Heritage Open Days 9-18 September 2022 - What will you discover?

Longthorpe Tower - the view from the till

I felt a bit under-dressed when I turned up to be the 'responsible adult' for Heritage Open Days at Longthorpe Tower on Saturday. We had 7 re-enactors, everyone from a monk to the Lord of the Manor, all be-hatted, with swords and armour.

© Alice Kershaw - Visitors in Longthorpe Tower

They looked very impressive, and the tower itself was set up as it may have been in its medieval heyday. It had a banqueting table, a barber-surgeons station, a herb collection, a monks table and wall hangings up on the top floor.
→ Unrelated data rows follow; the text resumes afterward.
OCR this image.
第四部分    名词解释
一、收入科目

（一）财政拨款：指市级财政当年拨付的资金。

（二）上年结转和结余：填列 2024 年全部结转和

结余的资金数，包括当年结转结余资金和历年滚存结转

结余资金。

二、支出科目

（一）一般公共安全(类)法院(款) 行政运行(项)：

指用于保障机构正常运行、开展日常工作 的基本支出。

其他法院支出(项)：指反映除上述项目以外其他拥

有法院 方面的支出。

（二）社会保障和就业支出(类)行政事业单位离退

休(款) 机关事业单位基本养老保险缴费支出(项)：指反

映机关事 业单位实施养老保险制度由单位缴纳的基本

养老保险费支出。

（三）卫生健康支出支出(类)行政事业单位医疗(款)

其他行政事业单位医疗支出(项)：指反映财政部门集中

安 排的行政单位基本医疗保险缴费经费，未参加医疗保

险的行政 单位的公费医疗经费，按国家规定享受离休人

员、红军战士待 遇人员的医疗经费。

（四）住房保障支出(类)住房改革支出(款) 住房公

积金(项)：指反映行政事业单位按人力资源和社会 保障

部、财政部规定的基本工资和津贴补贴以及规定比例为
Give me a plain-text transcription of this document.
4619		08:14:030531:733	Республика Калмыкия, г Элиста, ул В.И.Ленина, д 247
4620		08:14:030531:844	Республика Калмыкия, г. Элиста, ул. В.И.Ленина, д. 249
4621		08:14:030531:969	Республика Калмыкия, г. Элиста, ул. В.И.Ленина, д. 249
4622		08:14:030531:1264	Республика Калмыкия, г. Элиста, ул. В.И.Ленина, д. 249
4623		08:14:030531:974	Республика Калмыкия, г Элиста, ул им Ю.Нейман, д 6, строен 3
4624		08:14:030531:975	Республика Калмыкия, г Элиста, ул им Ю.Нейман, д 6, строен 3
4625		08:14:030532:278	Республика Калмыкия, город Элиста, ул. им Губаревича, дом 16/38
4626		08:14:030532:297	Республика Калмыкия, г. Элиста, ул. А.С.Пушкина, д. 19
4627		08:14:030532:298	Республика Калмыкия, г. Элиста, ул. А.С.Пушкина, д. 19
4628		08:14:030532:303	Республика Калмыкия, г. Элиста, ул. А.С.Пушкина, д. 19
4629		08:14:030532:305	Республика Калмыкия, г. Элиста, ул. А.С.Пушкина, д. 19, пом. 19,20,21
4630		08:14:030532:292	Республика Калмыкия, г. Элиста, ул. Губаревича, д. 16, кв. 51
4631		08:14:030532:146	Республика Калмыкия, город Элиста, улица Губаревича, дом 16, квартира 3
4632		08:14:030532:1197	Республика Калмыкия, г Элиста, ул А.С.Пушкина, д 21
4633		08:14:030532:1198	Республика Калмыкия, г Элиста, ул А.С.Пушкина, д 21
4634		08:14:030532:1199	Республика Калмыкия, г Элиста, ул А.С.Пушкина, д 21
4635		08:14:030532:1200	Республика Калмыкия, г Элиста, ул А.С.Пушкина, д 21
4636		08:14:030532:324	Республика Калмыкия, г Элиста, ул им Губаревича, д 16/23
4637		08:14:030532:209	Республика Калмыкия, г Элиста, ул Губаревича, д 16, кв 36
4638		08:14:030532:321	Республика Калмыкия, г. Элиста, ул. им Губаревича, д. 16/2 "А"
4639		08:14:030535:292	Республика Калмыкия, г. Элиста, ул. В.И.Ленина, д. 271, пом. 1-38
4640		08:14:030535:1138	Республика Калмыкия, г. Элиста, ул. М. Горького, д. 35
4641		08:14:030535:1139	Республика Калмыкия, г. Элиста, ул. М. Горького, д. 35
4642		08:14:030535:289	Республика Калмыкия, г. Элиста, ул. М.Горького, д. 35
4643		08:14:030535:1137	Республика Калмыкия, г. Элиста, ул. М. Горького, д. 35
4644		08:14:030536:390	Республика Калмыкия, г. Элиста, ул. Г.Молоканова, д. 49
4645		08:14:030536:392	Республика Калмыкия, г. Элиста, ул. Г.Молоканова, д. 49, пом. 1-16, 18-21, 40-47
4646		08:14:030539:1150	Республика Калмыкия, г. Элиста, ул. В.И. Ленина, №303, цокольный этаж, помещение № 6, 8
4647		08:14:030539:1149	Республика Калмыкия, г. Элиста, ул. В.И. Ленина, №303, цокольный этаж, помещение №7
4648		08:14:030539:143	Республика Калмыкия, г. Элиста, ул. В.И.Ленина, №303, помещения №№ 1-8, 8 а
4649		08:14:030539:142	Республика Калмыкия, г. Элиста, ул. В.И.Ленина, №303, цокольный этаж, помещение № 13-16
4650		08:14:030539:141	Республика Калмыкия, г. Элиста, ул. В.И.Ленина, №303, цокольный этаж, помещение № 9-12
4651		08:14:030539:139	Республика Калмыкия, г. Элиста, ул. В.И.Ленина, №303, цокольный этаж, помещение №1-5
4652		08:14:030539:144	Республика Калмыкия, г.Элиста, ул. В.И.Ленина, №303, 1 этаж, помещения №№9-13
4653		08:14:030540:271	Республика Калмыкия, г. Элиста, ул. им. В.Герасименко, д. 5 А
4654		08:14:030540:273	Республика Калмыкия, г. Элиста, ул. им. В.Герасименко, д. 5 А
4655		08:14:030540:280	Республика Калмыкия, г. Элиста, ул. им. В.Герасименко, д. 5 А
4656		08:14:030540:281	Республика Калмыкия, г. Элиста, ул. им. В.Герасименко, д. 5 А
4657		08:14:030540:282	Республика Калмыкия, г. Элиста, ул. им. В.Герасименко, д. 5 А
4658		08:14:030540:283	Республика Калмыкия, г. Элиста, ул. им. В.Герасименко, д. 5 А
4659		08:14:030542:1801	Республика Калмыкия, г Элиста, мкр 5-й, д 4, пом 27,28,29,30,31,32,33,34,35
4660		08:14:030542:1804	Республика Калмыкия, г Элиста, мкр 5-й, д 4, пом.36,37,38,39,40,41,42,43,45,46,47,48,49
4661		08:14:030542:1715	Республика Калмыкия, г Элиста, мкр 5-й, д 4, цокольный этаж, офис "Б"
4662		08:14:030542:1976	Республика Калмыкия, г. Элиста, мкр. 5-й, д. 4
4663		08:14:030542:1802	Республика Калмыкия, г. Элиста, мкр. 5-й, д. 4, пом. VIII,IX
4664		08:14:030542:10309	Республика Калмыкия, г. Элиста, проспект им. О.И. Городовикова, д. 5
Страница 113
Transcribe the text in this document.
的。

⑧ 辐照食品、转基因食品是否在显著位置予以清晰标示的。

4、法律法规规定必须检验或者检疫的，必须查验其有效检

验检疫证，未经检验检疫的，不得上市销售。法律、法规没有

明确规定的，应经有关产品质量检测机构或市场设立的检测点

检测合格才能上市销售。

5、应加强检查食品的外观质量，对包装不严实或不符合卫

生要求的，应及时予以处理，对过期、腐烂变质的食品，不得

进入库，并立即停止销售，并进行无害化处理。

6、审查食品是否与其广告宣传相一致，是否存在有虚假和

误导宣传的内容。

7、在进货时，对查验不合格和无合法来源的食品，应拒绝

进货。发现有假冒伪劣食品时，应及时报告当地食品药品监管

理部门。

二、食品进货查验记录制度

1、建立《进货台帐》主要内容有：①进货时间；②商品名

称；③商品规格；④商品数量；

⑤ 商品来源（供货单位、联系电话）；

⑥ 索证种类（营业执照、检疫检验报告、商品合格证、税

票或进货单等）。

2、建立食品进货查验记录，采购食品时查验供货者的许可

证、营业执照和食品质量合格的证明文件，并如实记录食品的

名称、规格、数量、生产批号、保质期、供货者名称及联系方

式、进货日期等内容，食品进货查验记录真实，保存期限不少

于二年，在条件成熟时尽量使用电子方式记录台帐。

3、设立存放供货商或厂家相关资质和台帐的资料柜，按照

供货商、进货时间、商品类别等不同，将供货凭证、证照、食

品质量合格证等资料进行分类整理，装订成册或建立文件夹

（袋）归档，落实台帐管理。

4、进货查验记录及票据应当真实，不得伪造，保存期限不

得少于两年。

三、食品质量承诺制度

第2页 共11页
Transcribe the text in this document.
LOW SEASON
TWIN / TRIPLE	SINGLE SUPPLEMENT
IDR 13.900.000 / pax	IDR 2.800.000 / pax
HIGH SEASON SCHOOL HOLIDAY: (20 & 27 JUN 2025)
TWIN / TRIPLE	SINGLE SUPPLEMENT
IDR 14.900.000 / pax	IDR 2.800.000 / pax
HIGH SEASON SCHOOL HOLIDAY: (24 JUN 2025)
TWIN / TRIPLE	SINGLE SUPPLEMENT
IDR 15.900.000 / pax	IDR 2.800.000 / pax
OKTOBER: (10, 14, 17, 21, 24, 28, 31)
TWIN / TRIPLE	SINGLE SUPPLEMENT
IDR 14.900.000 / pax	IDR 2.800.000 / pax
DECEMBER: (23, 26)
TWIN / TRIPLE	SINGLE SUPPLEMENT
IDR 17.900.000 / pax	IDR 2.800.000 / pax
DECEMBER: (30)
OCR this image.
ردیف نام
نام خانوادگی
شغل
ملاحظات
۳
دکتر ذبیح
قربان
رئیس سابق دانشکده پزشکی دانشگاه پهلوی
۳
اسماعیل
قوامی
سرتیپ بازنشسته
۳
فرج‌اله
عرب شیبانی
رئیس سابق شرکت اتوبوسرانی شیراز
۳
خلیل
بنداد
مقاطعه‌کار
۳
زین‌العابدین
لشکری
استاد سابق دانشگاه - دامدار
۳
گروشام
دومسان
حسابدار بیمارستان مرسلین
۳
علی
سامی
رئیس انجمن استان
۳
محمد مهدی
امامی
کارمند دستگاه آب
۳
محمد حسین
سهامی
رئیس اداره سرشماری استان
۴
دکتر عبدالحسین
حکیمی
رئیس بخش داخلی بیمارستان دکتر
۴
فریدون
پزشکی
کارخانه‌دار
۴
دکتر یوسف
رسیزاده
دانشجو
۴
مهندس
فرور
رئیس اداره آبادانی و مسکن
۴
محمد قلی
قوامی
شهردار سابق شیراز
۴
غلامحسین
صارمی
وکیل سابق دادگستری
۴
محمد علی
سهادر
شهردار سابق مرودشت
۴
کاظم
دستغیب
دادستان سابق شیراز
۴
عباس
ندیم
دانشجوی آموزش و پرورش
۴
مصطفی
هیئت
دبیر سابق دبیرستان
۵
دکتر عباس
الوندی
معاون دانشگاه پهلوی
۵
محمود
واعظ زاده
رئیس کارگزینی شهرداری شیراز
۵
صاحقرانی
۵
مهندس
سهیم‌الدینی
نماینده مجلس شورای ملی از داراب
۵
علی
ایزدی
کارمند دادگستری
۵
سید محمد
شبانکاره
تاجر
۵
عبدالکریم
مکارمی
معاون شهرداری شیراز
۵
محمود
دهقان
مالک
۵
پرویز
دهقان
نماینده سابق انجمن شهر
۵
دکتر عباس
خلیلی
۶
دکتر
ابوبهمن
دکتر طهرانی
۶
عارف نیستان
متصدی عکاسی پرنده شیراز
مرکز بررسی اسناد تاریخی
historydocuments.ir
Longthorpe Tower is Grade I listed, a Scheduled Ancient Monument, and dates from around 1330. The reason for its significance is the most complete set of medieval wall paintings in England, unusual for the breadth of subject matter, with everything from a wheel of senses to agricultural tips, alongside the Church and Crown. Such schemes can be found elsewhere, including at St Pegas in nearby Peakirk, but the vibrancy and scale of the Longthorpe pictures really do set it apart. The stone tower with its Collyweston slate roof has two storeys open to the public, each containing just one room, so it only has a capacity of around 40.

As the clock ticked closer to 10am, the advertised opening time, we all started to get a bit nervous. We had done the marketing, used social media and given radio interviews, as well as producing good old-fashioned leaflets. Our fears were put to rest slightly when the local press turned up, did a short film and took loads of photos, which can be found here. Their support gave us a boost and they were followed by our first members of the public. And then more arrived... by 11am we already had over 100 people through the till. We had estimated we might get 250 over our free access weekend but by Sunday night, when we shut the door on our last visitor we had counted over 1,000!

This meant we had had to stage one of the archers outside to entertain the waiting public, and we had a complete enactment running every twenty minutes or so. It was amazing and exhausting, but the best thing was the sheer enthusiasm from the public!